Estímulo visual exige atrito, ruído, fricção. O mesmo vale para o vestuário. Para cada tendência nivelada, ainda há quem escolha um par de tênis fora do hype, um look que não conversa com o algoritmo, uma estética que incomoda o feed. A saída está na "inteligência estética", um termo que gosto muito. Repertório se constrói fora das telas, com referências analógicas, visitas a museus, olhares sobre fachadas, textos longos, caminhadas sem direção e, claro, erros de estilo. Ninguém vai formar gosto pulando de Reels em Reels com trilha da Doja Cat.

E a culpa não é do Samba, óbvio, ele é clássico e versátil. E nem dos alfaiates. Eles estão aí desde a Idade Média deixando Reis e Rainhas mais bonitos. Mas a pergunta que vale agora é: você quer porque gosta, ou gosta porque viu? A resposta, nos tempos de hoje, já não é tão simples quanto parece, pois a moda contemporânea virou um catálogo de personalidades prontas para uso, como os gorpcore, blokecore, cleangirl, ecletic grandpa e labubuzentos (essa eu que dei o nome, desculpa).

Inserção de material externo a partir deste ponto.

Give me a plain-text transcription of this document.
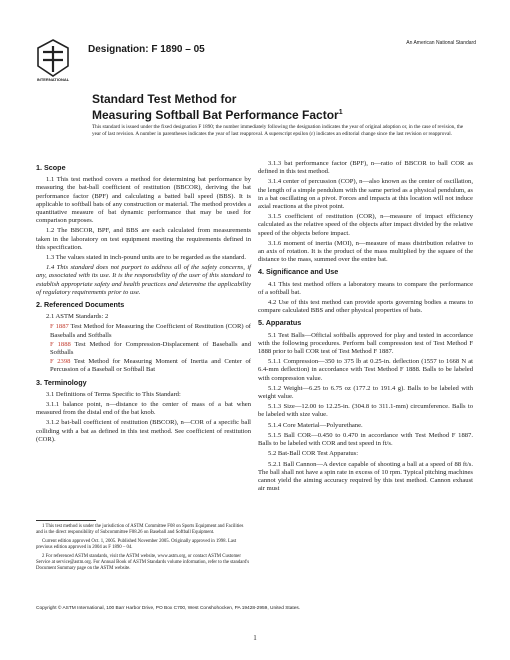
INTERNATIONAL
Designation: F 1890 – 05
An American National Standard
Standard Test Method for
Measuring Softball Bat Performance Factor$^1$
This standard is issued under the fixed designation F 1890; the number immediately following the designation indicates the year of original adoption or, in the case of revision, the year of last revision. A number in parentheses indicates the year of last reapproval. A superscript epsilon (ε) indicates an editorial change since the last revision or reapproval.
1. Scope

1.1 This test method covers a method for determining bat performance by measuring the bat-ball coefficient of restitution (BBCOR), deriving the bat performance factor (BPF) and calculating a batted ball speed (BBS). It is applicable to softball bats of any construction or material. The method provides a quantitative measure of bat dynamic performance that may be used for comparison purposes.

1.2 The BBCOR, BPF, and BBS are each calculated from measurements taken in the laboratory on test equipment meeting the requirements defined in this specification.

1.3 The values stated in inch-pound units are to be regarded as the standard.

1.4 This standard does not purport to address all of the safety concerns, if any, associated with its use. It is the responsibility of the user of this standard to establish appropriate safety and health practices and determine the applicability of regulatory requirements prior to use.

2. Referenced Documents

2.1 ASTM Standards: 2

F 1887 Test Method for Measuring the Coefficient of Restitution (COR) of Baseballs and Softballs

F 1888 Test Method for Compression-Displacement of Baseballs and Softballs

F 2398 Test Method for Measuring Moment of Inertia and Center of Percussion of a Baseball or Softball Bat

3. Terminology

3.1 Definitions of Terms Specific to This Standard:

3.1.1 balance point, n—distance to the center of mass of a bat when measured from the distal end of the bat knob.

3.1.2 bat-ball coefficient of restitution (BBCOR), n—COR of a specific ball colliding with a bat as defined in this test method. See coefficient of restitution (COR).

1 This test method is under the jurisdiction of ASTM Committee F08 on Sports Equipment and Facilities and is the direct responsibility of Subcommittee F08.26 on Baseball and Softball Equipment.

Current edition approved Oct. 1, 2005. Published November 2005. Originally approved in 1998. Last previous edition approved in 2004 as F 1890 – 04.

2 For referenced ASTM standards, visit the ASTM website, www.astm.org, or contact ASTM Customer Service at service@astm.org. For Annual Book of ASTM Standards volume information, refer to the standard's Document Summary page on the ASTM website.

3.1.3 bat performance factor (BPF), n—ratio of BBCOR to ball COR as defined in this test method.

3.1.4 center of percussion (COP), n—also known as the center of oscillation, the length of a simple pendulum with the same period as a physical pendulum, as in a bat oscillating on a pivot. Forces and impacts at this location will not induce axial reactions at the pivot point.

3.1.5 coefficient of restitution (COR), n—measure of impact efficiency calculated as the relative speed of the objects after impact divided by the relative speed of the objects before impact.

3.1.6 moment of inertia (MOI), n—measure of mass distribution relative to an axis of rotation. It is the product of the mass multiplied by the square of the distance to the mass, summed over the entire bat.

4. Significance and Use

4.1 This test method offers a laboratory means to compare the performance of a softball bat.

4.2 Use of this test method can provide sports governing bodies a means to compare calculated BBS and other physical properties of bats.

5. Apparatus

5.1 Test Balls—Official softballs approved for play and tested in accordance with the following procedures. Perform ball compression test of Test Method F 1888 prior to ball COR test of Test Method F 1887.

5.1.1 Compression—350 to 375 lb at 0.25-in. deflection (1557 to 1668 N at 6.4-mm deflection) in accordance with Test Method F 1888. Balls to be labeled with compression value.

5.1.2 Weight—6.25 to 6.75 oz (177.2 to 191.4 g). Balls to be labeled with weight value.

5.1.3 Size—12.00 to 12.25-in. (304.8 to 311.1-mm) circumference. Balls to be labeled with size value.

5.1.4 Core Material—Polyurethane.

5.1.5 Ball COR—0.450 to 0.470 in accordance with Test Method F 1887. Balls to be labeled with COR and test speed in ft/s.

5.2 Bat-Ball COR Test Apparatus:

5.2.1 Ball Cannon—A device capable of shooting a ball at a speed of 88 ft/s. The ball shall not have a spin rate in excess of 10 rpm. Typical pitching machines cannot yield the aiming accuracy required by this test method. Cannon exhaust air must

Copyright © ASTM International, 100 Barr Harbor Drive, PO Box C700, West Conshohocken, PA 19428-2959, United States.
1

Há indícios de esgotamento da fórmula

Kyle Chayka, autor do livro 'Mundo filtrado: como os algoritmos nivelaram a cultura', já percebe o esgotamento deste tipo de fórmula pela diminuição das postagens. Ele chama esse movimento de "postagens zero", um ponto em que as pessoas comuns percebem que não vale a pena compartilhar suas vidas online. E a falta do espelho de repetição das trends pode fazer com que os algoritmos parem de pasteurizar escolhas.

No entanto, esse sequestro fácil pelos algoritmos diz mais sobre nós do que sobre máquinas. Sim, é difícil resistir a essa sensação pré-histórica que nos leva a uma aura de poder na comunidade. Mas é preciso. Estamos ficando doentes e nos endividando com esse consumo da diferenciação que nunca acontece na prática e precisa de um novo insumo. Doentes de verdade.